New wearable device could provide better tactile perception in VR apps


Tencent’s Robotics X Lab and City University of Hong Kong (CityU) have created a portable touch rendering system which reproduces tactile sensations with high spatial resolution and fast response rate. The team implemented this device into a braille display and provided tactile sensations in the metaverse for VR shopping and gaming. Plus, it has potential applications for astronauts, deep-sea divers, and those who need to wear thick gloves.

Their thin and flexible electro-tactile actuator can be placed in a finger cot. It also displays various sensations including vibration, pressure, and texture roughness. Rather than DC pulses, the wearable device operates at 30 V thanks to the high-frequency alternative simulation strategy developed by the researchers. As a result, the tactile rendering is safe and comfortable to wear.

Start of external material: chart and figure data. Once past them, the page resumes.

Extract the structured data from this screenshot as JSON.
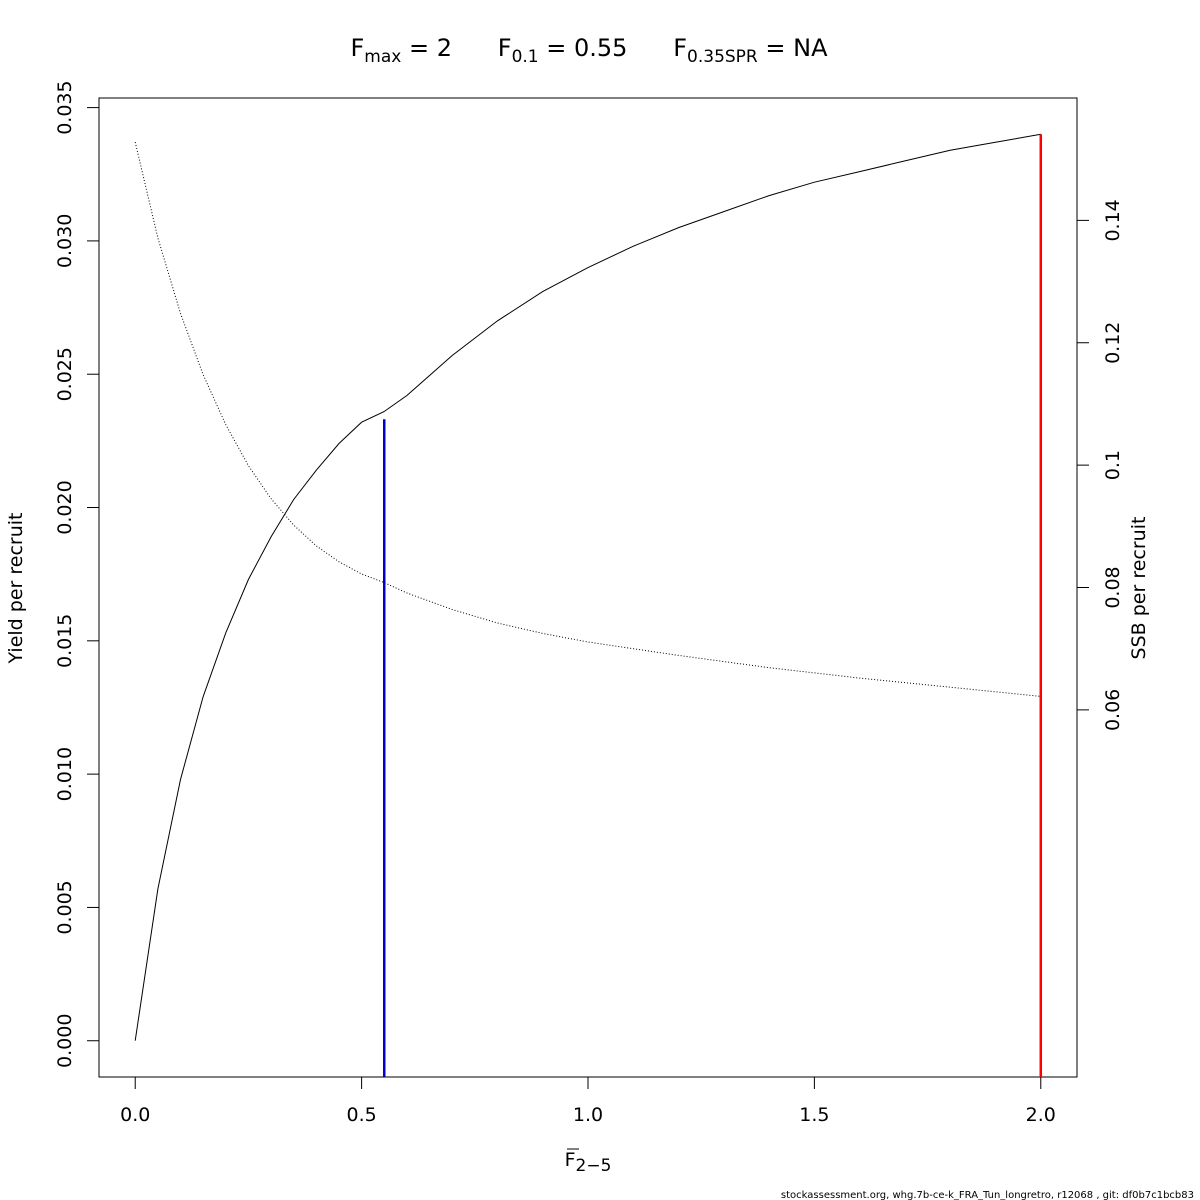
{
  "chart_data": {
    "type": "line",
    "title": {
      "parts": [
        {
          "main": "F",
          "sub": "max",
          "rest": " = 2"
        },
        {
          "main": "F",
          "sub": "0.1",
          "rest": " = 0.55"
        },
        {
          "main": "F",
          "sub": "0.35SPR",
          "rest": " = NA"
        }
      ]
    },
    "xlabel": {
      "main": "F",
      "sub": "2−5"
    },
    "ylabel": "Yield per recruit",
    "ylabel_right": "SSB per recruit",
    "xlim": [
      -0.08,
      2.08
    ],
    "ylim": [
      -0.00136,
      0.03536
    ],
    "ylim_right": [
      0.0,
      0.16
    ],
    "x_ticks": [
      0,
      0.5,
      1,
      1.5,
      2
    ],
    "x_tick_labels": [
      "0.0",
      "0.5",
      "1.0",
      "1.5",
      "2.0"
    ],
    "y_ticks": [
      0,
      0.005,
      0.01,
      0.015,
      0.02,
      0.025,
      0.03,
      0.035
    ],
    "y_tick_labels": [
      "0.000",
      "0.005",
      "0.010",
      "0.015",
      "0.020",
      "0.025",
      "0.030",
      "0.035"
    ],
    "y_right_ticks": [
      0.06,
      0.08,
      0.1,
      0.12,
      0.14
    ],
    "y_right_tick_labels": [
      "0.06",
      "0.08",
      "0.1",
      "0.12",
      "0.14"
    ],
    "grid": false,
    "series": [
      {
        "axis": "left",
        "style": "solid",
        "color": "#000000",
        "x": [
          0,
          0.05,
          0.1,
          0.15,
          0.2,
          0.25,
          0.3,
          0.35,
          0.4,
          0.45,
          0.5,
          0.55,
          0.6,
          0.7,
          0.8,
          0.9,
          1.0,
          1.1,
          1.2,
          1.3,
          1.4,
          1.5,
          1.6,
          1.7,
          1.8,
          1.9,
          2.0
        ],
        "values": [
          0.0,
          0.0057,
          0.0098,
          0.0129,
          0.0153,
          0.0173,
          0.0189,
          0.0203,
          0.0214,
          0.0224,
          0.0232,
          0.0236,
          0.0242,
          0.0257,
          0.027,
          0.0281,
          0.029,
          0.0298,
          0.0305,
          0.0311,
          0.0317,
          0.0322,
          0.0326,
          0.033,
          0.0334,
          0.0337,
          0.034
        ]
      },
      {
        "axis": "right",
        "style": "dotted",
        "color": "#000000",
        "x": [
          0,
          0.05,
          0.1,
          0.15,
          0.2,
          0.25,
          0.3,
          0.35,
          0.4,
          0.45,
          0.5,
          0.55,
          0.6,
          0.7,
          0.8,
          0.9,
          1.0,
          1.2,
          1.4,
          1.6,
          1.8,
          2.0
        ],
        "values": [
          0.1528,
          0.1371,
          0.1248,
          0.1148,
          0.1066,
          0.0999,
          0.0945,
          0.0902,
          0.0868,
          0.0842,
          0.0822,
          0.0808,
          0.0791,
          0.0764,
          0.0742,
          0.0725,
          0.0711,
          0.0689,
          0.0669,
          0.0652,
          0.0637,
          0.0622
        ]
      }
    ],
    "reference_lines": [
      {
        "name": "F0.1",
        "x": 0.55,
        "y": 0.02331,
        "color": "#0000cd"
      },
      {
        "name": "Fmax",
        "x": 2.0,
        "y": 0.034,
        "color": "#ff0000"
      }
    ]
  },
  "footer": "stockassessment.org, whg.7b-ce-k_FRA_Tun_longretro, r12068 , git: df0b7c1bcb83"
}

They proposed a super-resolution strategy that renders “tactile sensation at locations between physical electrodes, instead of just at electrode locations.” This allows them to achieve higher spatial resolution of their simulators from 25 to 105 points, providing the wearer with a more realistic tactile perception.

“Our new system can elicit tactile stimuli with both high spatial resolution (76 points/cm2), similar to the density of related receptors in human skin, and a fast response rate (4 kHz),” said Mr. Lin Weikang, a PhD student at CityU, who developed and tested the device.

The team tested the wearable device to demonstrate potential applications. First, they made a proposal for a braille strategy for people with visual impairments. It would work by breaking down the alphabet and numeric digits into individual strokes, which are presented in the same written order. Wearing the system on the fingertip allows the user to recognize the alphabet via the sensor by feeling the direction and sequence of the strokes.

“It would be particularly useful for people who lose their sight later in life, allowing them to continue reading and writing using the same alphabetic system they are used to, without needing to learn the whole braille dot system. “, said Dr. Yang. Noted.

The system can also be used for VR/AR apps and games, providing a sense of touch in the metaverse. Highly flexible and scalable electrodes would then cover larger areas like the palm. The team’s demonstration shows the wearer virtually feeling the texture of clothing in a virtual clothing store. Users may also feel a little itch on their fingertips when a VR cat licks that area. Petting the cat allows the wearer to feel a variation in roughness as the strokes change in speed and direction.

Additionally, he can convey fine tactical details through thick gloves. The team placed the system’s thin, lightweight electrodes into flexible touch sensors on a safety glove. The sensor collects the pressure distribution outside the glove and transmits this data to the wearer via tactile stimulation. Their experience showed that the user accurately and quickly located a steel puck with a radius of 1 mm and a thickness of 0.44 mm based on tactile feedback from the glove. This shows that astronauts, firefighters, deep-sea divers, etc., wearing thick protective suits or gloves could benefit from the system’s high-fidelity tactile perception.

“We expect our technology to benefit a wide range of applications, such as information transmission, surgical training, teleoperation and multimedia entertainment,” added Dr. Yang Zhengbao, associate professor in the Department of mechanical engineering from CityU, who co-led the study.